CSS selectors in go

I'm still enamored with parsers - parsers are just neat. My most recent endavour in that direction has been a css selector library - because apparently I always wanted one and just didn't know it until now 1.

Just like with my websocket library for clojure this one is mostly the result of reading through the (less boring and convuluted than expected) specs (e.g. this one) - but i definitely also got some inspiration from Andy Balholm's cascadia and Eric Chiang's css libraries - especially once it came to testing and benchmarking because I'm lazy and free test cases are free test cases.

What seperates my library from the existing libraries is that it is much more extensible - PseudoClasses, PseudoFunctions, Matchers & Combinators are looked up in maps which are exposed as public variables. Also it's shorter (~ -20% LOC) and more modular (lex and parse are separate steps) and thus hopefully easier to grok.

Benchmarking

Benchmarking showed that quite a few of my naive approaches turned out to be less than optimal - e.g. using strings.Fields to split the attribute value for the ~= attribute selector (commit).

I already had a benchmark test at that point - which just runs all the selectors in the <style></style> block of benchmark.html against the benchmark.html file and validates that the selection output is as expected, i.e. as defined in benchmark.json 2.

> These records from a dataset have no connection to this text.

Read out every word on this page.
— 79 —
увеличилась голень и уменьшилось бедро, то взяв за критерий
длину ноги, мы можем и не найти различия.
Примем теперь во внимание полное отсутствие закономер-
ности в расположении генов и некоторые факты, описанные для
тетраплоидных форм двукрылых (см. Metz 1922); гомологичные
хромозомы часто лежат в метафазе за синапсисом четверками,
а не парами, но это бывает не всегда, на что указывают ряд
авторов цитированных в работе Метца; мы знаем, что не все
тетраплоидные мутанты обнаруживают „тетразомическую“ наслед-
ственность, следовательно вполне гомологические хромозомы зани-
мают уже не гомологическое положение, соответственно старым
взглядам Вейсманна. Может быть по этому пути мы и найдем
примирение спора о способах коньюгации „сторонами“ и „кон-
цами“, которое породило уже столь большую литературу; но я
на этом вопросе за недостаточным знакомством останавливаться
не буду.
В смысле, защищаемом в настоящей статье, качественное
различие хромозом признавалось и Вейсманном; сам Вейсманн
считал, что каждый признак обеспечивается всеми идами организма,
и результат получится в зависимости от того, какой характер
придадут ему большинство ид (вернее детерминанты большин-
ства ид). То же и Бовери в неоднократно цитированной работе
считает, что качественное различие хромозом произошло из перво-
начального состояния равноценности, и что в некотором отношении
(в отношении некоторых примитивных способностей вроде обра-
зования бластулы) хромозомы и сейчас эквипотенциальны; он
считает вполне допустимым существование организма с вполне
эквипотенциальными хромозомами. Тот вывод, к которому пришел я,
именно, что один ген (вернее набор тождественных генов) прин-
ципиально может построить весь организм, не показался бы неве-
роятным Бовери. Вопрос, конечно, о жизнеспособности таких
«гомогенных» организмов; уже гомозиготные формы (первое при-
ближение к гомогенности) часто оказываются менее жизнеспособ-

From there it's as simple as

go test -run=none -bench=Niklas -memprofile=profile # also try -cpuprofile=profile
go tool pprof --web css.test profile

and there we go - a nice graphical representation where all our memory goes! the tooling for go is just so nice!

  • before (commit) (before.svg)

    your browser does not support svg
  • after (commit) (after.svg)

    your browser does not support svg

As you can see there was quite some memory allocation by strings.Fields in the ~= attribute selector - switching to the cascadia string indexing approach made for quite a performance improvement. That and a few further inspections of the memprofile and cpuprofile in the end helped make my css library just as fast as cascadia :).

If you want to read more about profiling check out this blog post on the official go blog.

Footnotes


1

No, but seriously - I always end up wanting to scrape something and I wasn't happy with the semantics of goquery - and then I somehow got sidetracked into writing a css selector library because writing parsers is neat. I'm also still working on the library i want to replace goquery with - soup - but that's going more slowly. Exploring gtfs feeds for berlin is more interesting right now and the sun is out so there's less time to code.

2

I plan on writing a blog post on that kind of fixture based testing. For testing pure functions this approach has been pure bliss - more readable and easier to maintain than handwritten tests as the fixtures are automatically generated using the same workflow that is actually run in the tests.

To make it short, the json just describes behavour at one point in time and any changes in behaviour are easily compared and possibly commited using git diff.